Maslow - Reply to LO14364

James Bullock (jbullock@pipeline.com)
Mon, 14 Jul 1997 17:13:31 -0400

Replying to LO14131 --

I'll try and answer each point in turn.

> I made the point last week that research conducted by David McClelland
> essentially disproved the hierarchy. He actually had set out to prove it
> both quanitatively and qualitatively. He spent many years and conducted
> TAT's with thousands of people. There was no acknowledgement of this
> information by anyone involved in these threads. (Except Ray but he went
> on to a different point -- oh and someone else said McClelland's work
> taught people how to change their motivations. This is true but it is
> only a part of the story).

OK. We've got some original research that proports to disprove the theory,
using a mechanism called TAT, from someone who set out initially to prove
the theory.

Happens all the time.

> So here are my questions:

> Are we so enamoured by the thought that one day we all can self-actualize
> that to acknowledge that there is no linear path leaves people scared?

That's a whole lot of emotions being ascribed to others: "enamoured",
"one day", and "scared".

> I also realize the point that someone made about it being non-linear,
> others saying that it is situational and we go up and down, that
> communication is missing...

> Are we so stuck into a Maslowian mindset that we cannot give it up?

Are we so looking for a universally applicable explanation that we cannot
accept a structure that provides some illumination?

> Someone said it had face validity -- well so did the fact that the
> universe revolved around the earth....

And in some contexts, the universe is perfectly well modeled as revolving
around the earth. (There are examples of elaborate celestial clocks which
model, and predict movement of "heavenly bodies", with the earth in the
middle.)

This model becomes difficult under some circumstances, like sending rovers
to Mars. It fails to align with some other cosmological observations.

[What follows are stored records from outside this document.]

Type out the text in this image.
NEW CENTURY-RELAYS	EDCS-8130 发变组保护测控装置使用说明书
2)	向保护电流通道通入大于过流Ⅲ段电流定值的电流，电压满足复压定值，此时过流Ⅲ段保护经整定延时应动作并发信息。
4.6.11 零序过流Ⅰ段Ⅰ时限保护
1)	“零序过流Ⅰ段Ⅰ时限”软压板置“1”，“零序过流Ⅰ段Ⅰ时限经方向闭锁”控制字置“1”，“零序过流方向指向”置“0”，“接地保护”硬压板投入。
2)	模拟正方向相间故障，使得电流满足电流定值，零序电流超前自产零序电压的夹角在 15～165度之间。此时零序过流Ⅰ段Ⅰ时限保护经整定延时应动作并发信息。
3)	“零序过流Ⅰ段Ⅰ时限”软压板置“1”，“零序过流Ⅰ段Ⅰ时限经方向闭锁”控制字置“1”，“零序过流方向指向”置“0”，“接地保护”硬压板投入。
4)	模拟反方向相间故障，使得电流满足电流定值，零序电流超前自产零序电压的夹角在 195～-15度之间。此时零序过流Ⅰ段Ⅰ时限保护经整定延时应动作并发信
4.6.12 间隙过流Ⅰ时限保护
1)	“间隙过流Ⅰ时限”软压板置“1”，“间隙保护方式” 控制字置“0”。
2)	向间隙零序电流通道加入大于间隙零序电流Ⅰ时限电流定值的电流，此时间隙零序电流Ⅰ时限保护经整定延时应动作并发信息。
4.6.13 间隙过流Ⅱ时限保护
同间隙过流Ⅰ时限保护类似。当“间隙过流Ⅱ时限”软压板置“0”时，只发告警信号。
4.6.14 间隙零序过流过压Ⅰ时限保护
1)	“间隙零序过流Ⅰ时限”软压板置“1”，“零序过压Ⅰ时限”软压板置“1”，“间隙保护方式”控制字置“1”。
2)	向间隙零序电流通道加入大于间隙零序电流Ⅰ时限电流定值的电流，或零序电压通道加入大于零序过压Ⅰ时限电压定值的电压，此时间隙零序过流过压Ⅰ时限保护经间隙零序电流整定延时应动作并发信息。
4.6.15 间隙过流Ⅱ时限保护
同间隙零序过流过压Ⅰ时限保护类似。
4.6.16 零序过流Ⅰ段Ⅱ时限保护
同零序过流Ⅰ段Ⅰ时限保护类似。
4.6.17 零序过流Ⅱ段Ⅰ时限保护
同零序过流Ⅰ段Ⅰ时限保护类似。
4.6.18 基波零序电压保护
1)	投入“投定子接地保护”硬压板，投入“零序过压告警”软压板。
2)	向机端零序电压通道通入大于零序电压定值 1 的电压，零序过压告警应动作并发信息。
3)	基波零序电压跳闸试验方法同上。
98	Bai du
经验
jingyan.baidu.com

> Here's my point -- everyone jumped onto Maslow's theory because we driven
> human beings needed to know there is a process by which we will eventually
> reach godhood -- and coincidentally and luckily for us -- it was linear!!!
> YIPPEEE!!!

Or we jump on a model that provides some insight into a phenomena that has
previously been more opaque. Speaking for myself, the attraction is more
"ring of truth" than predictive capability.

And the points of "dynamic", "situational", "communications", and related
are refinements, additions, additional contributions. They are of the
form, I think: "What an interesting idea, here's an extension that is
also interesting."

> We are too complex to simply be represented by his model.

Well, yes. Any model will be incomplete (this is the use of models, they
are simplifying structures providing insights, one hopes), so breaks down
eventually. Personally, I don't think it's a complete model, but I don't
think we have any complete model of humans or human development. Any more
than "has five fingers" is a complete description of a physical human. I
am not aware of Maslow or anyone else claiming that this model is
complete.

- It may, however describe some interesting incompletion.
- I think the idea that the complex that is a human includes a
motivational development component is very key. That insight alone is
worth quite a bit, however it works, or does not.

In physics, Newtonian mechanics work just fine up to the limits of very
high speeds. In physics, the reconciliation of quantom theory, gravity,
and electro-magnetism has stifled theorests for a long time. Doesn't mean
"gravity doesn't work". Does this mean that quantom theory is invalid? or
Electro-magnetism? (No lasers, for one thing.)

The insight that the physical universe (mechanics) can be modeled is
itself profound.

No model is complete when initially formed. When new information, and new
insights generate "better" models (in the sense of predicting more or more
accurately). In a sense all we do is fix broken models. This is learning.

One of the issues that Senge & co. talk about in TFD is the need to, in
order to develop new models, look for the value in what (new different
thing) they do predict, as well as the limits of that prediction.

One of my frustrations with reading philosophy, and psychology (and some
of the social disciplines) is the "critical pose". Often I must wade
through a large amount of bunk - "de-bunking" an idea in its limits, that
was never asserted to be a universal, or even consistent explanation of
everything.

> In summary -- why are you folks all so stuck on curing a model that has
> been disproven and that I am told the author has said isn't valid?

Speaking for myself, mainly because the idea of human development seems
important, and there are few alternative models put forward.

I'll admit it's an engineering approach. There is an approximation, known
to be such, that works some of the time. Absent a better model, I'll use
that when I can.

-- 

" All of the greatest and most important problems of life are fundamentally insoluble . . . They can never be solved, but only outgrown."